Following oral argument by Matthew Lewis in April, the Supreme Court of New Jersey issued a decision on July 21st affirming the Appellate Division’s ruling in Rosenthal & Rosenthal, Inc. v. Benun and Riker Danzig. The Supreme Court’s decision gives a mortgage recorded by Riker Danzig priority over discretionary loan advances made by a lender, Rosenthal & Rosenthal, Inc., after it learned of Riker’s mortgage, even though those advances were secured by two mortgages recorded before Riker’s mortgage and against the same property.
Initially, the trial court had granted priority to Rosenthal’s two earlier-recorded mortgages. On Riker’s behalf, Gerald Liloia argued before the Appellate Division that the lower court incorrectly applied the law governing the priority of optional advances secured by an antecedent mortgage with respect to intervening liens.

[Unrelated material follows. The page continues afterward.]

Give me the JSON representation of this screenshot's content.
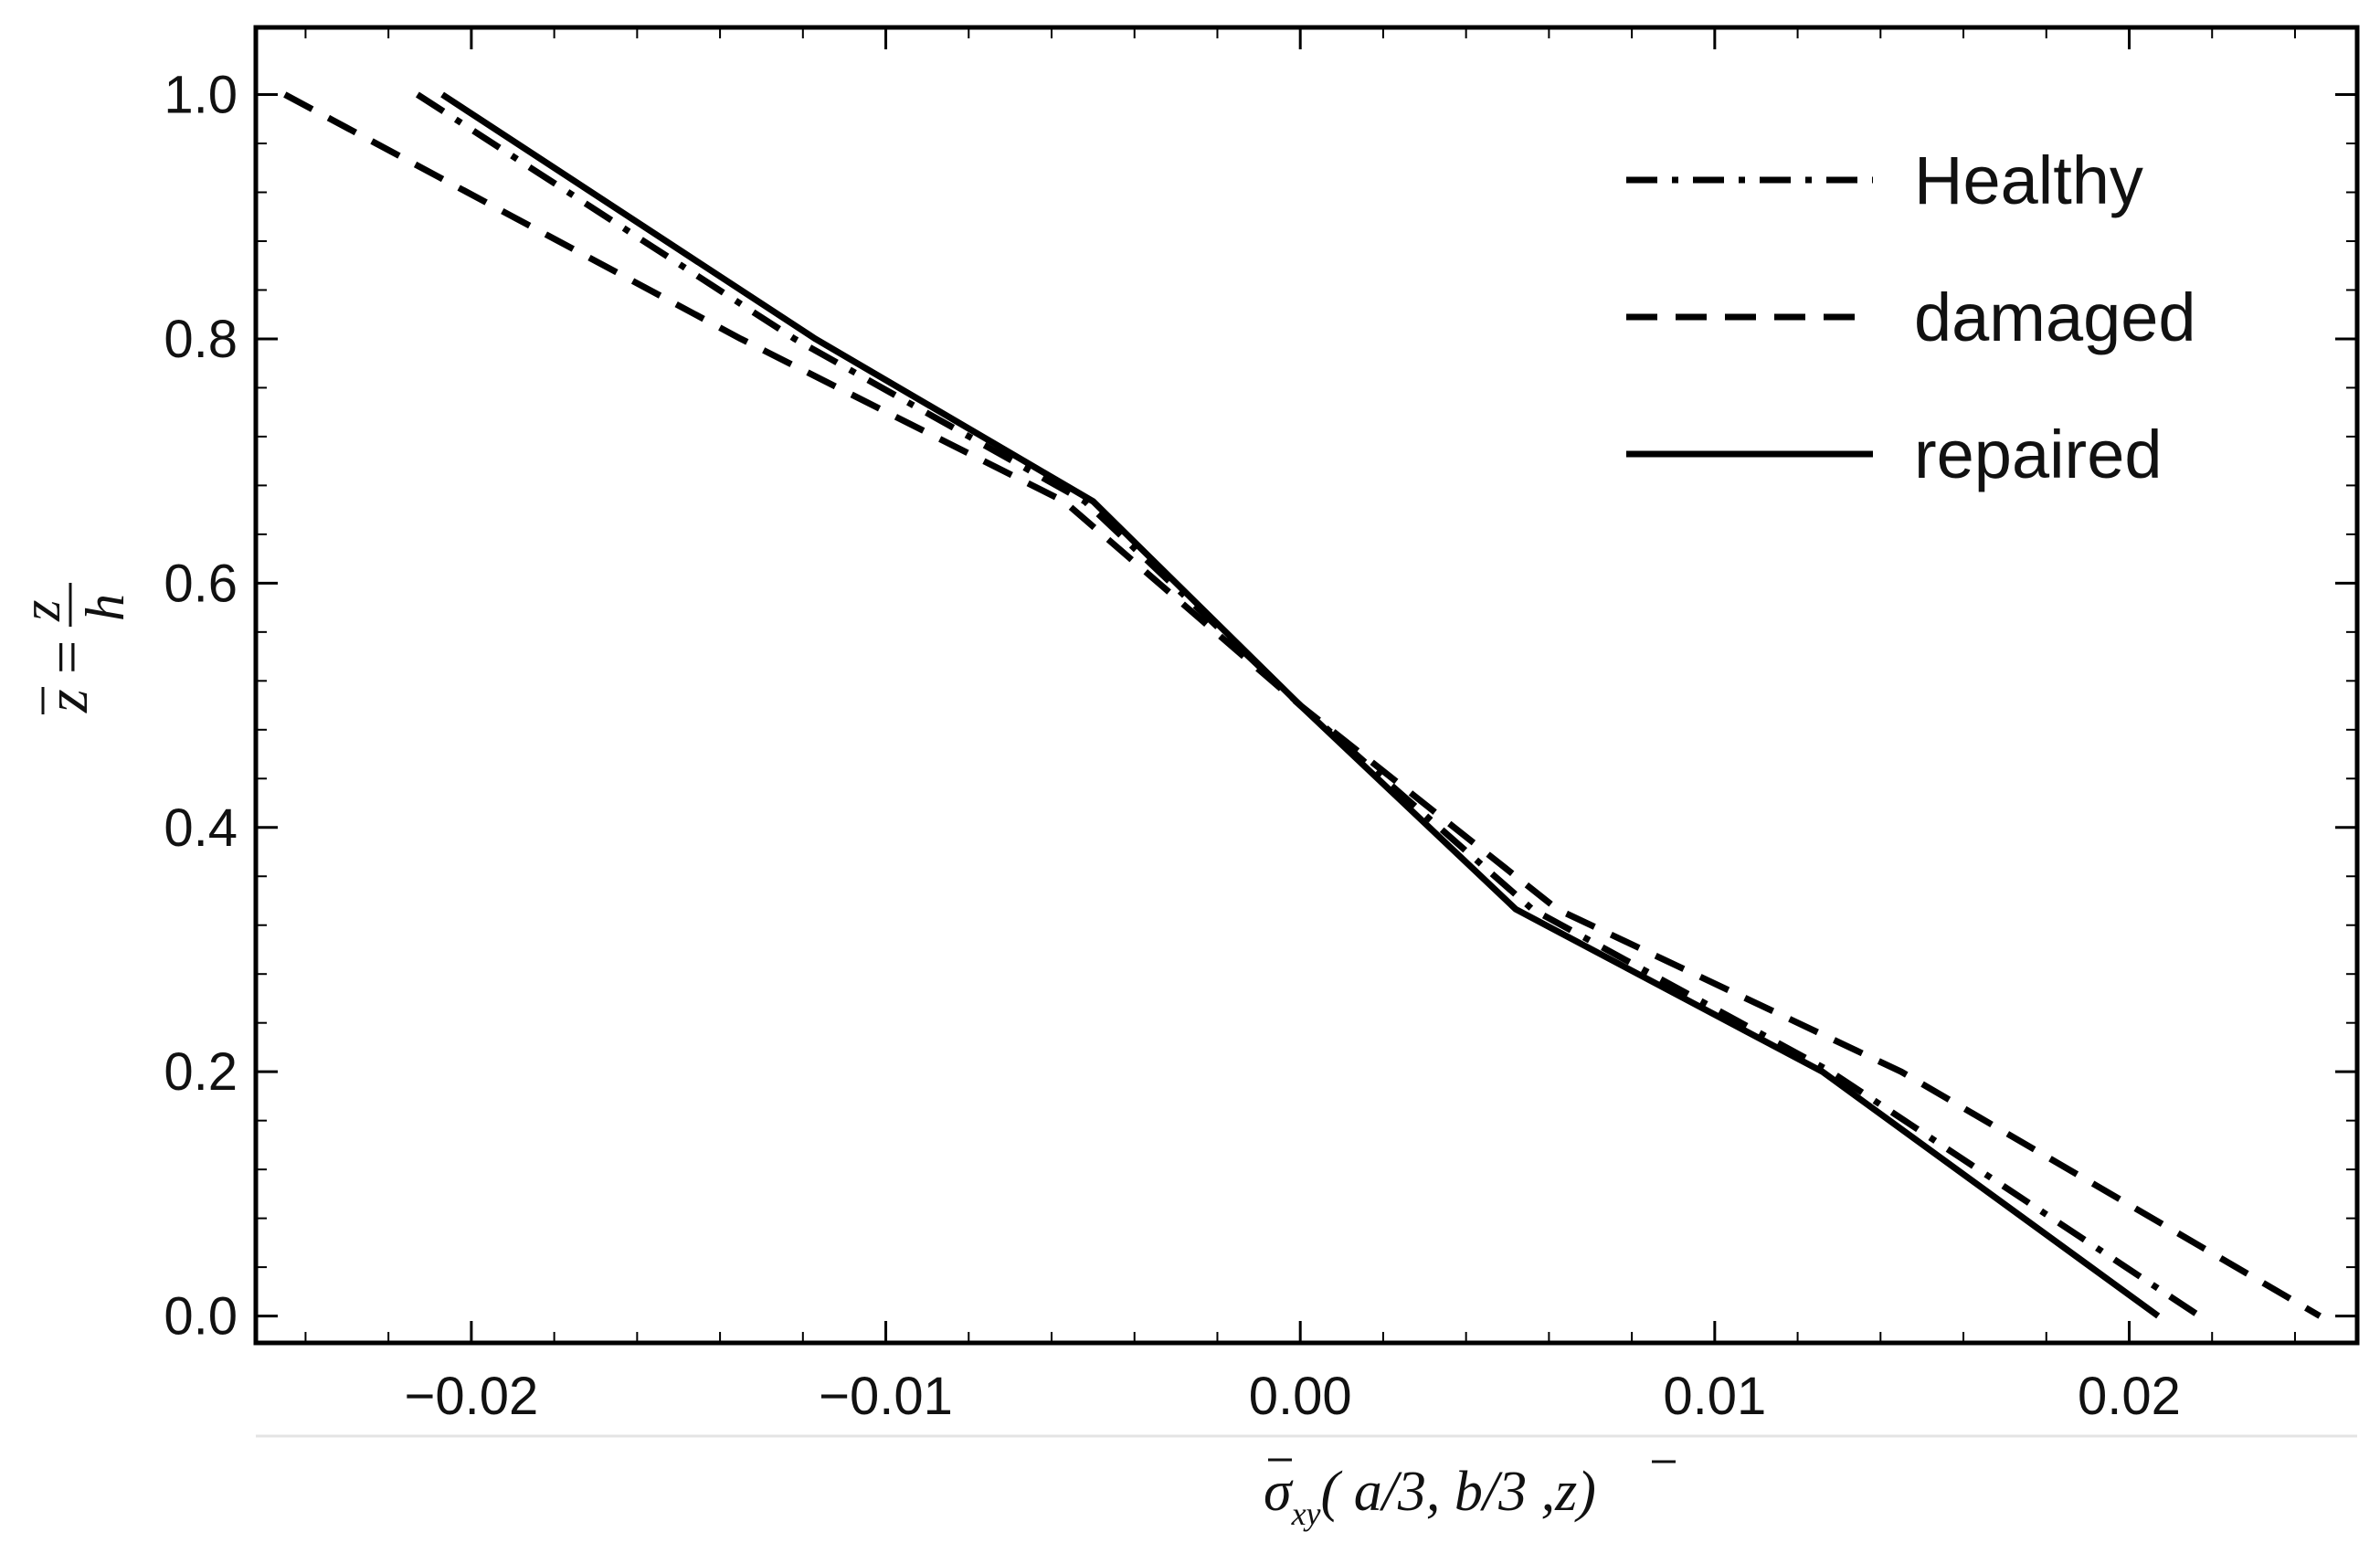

The Appellate Division agreed and reversed in a published decision. Rosenthal requested and received certification to the Supreme Court.
The Supreme Court reaffirmed the common-law rule that loan advances secured by a mortgage do not enjoy priority over an intervening mortgage where the advances are (i) optional and (ii) made with actual notice of the intervening mortgage. In this case, Rosenthal’s advances were subordinated because they met the common law criteria: they were optional and made with actual knowledge of Riker’s intervening lien. In a unanimous Opinion, the Court wrote, “Applying the well-settled law concerning the priority of a mortgage securing optional future advances against an intervening lienholder to the facts of this appeal is straightforward.”
Law360 published several articles about the case as it wound through the courts, including a July 21st article about the Supreme Court’s decision, as did the New Jersey Law Journal. Matthew Lewis submitted an article on June 29th, "Lenders Won't Lose Mortgage Priority in NJ," regarding the case.
Riker Danzig attorneys Gerald Liloia, Nicholas Racioppi and Matthew Lewis wrote the briefs in the case, with additional support by Mark Rattner and Joshua Greenfield.